One of the greatest problems affecting Westernised developed nations is the growing cost of supporting pensioners. Unless we all start putting more away for our retirement, many of us will suffer a huge drop in our standards of living when we give up work.

The following factors are combining to hit present and future pensioners hard and create the pensions crisis:

  • Lengthening life spans and falling birth rates mean more pensioners but fewer workers supporting them.
  • Sinking stock markets and falling annuity rates (the incomes we buy with our pension funds) mean that we need to save more to create a larger pension pot.
  • Many employers are closing attractive final-salary schemes and replacing them with less generous money-purchase plans.
  • During the boom years of the 1980s and 1990s, employers took advantage of rising share prices to cut their contributions to company pensions.

According to a report from Incomes Data Services (IDS), a leading pensions research company, many companies are now increasing their contributions to schemes to tackle the problem of growing shortfalls.

IDS looked at over 330 major pension schemes and discovered that employer contributions had risen to more than £6 billion from £5.3 billion a year ago.

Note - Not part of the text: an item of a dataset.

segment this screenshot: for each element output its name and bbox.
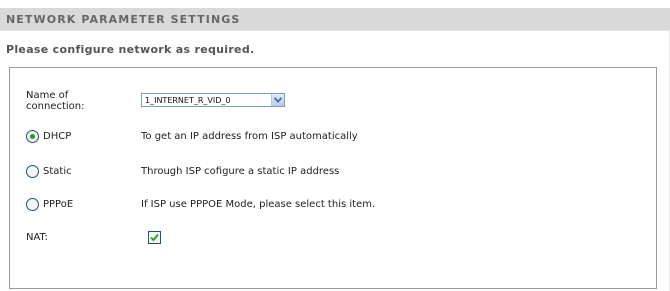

In fact, contributions were up 14.3% over one year and 25% over two.

Almost a quarter of the money recently paid in by employers is made up of "special" contributions, used to strengthen a scheme or make up deficits. This suggests that companies are being forced to make one-off payments to tackle under-performing and poorly managed schemes, while cutting regular contributions to schemes.

Even worse, despite the overall increase in payments, almost 1 in 10 employers paid nothing into their schemes last year.

It's pretty clear that many employers are expecting their staff to shoulder the burden of their pension through increased personal contribtutions. So, what can you do to confront problem pensions?

The obvious answer is to put more money in by increasing your monthly contributions (or skimming off an annual bonus, overtime or other payment).

Alternatively, if you don't want to tie up your money until you retire, you could consider investing in tax-free ISAs or even property.

Whatever you do, the only way to enhance your retirement income - unless you want to delay giving up work - is to put more money away, the earlier the better.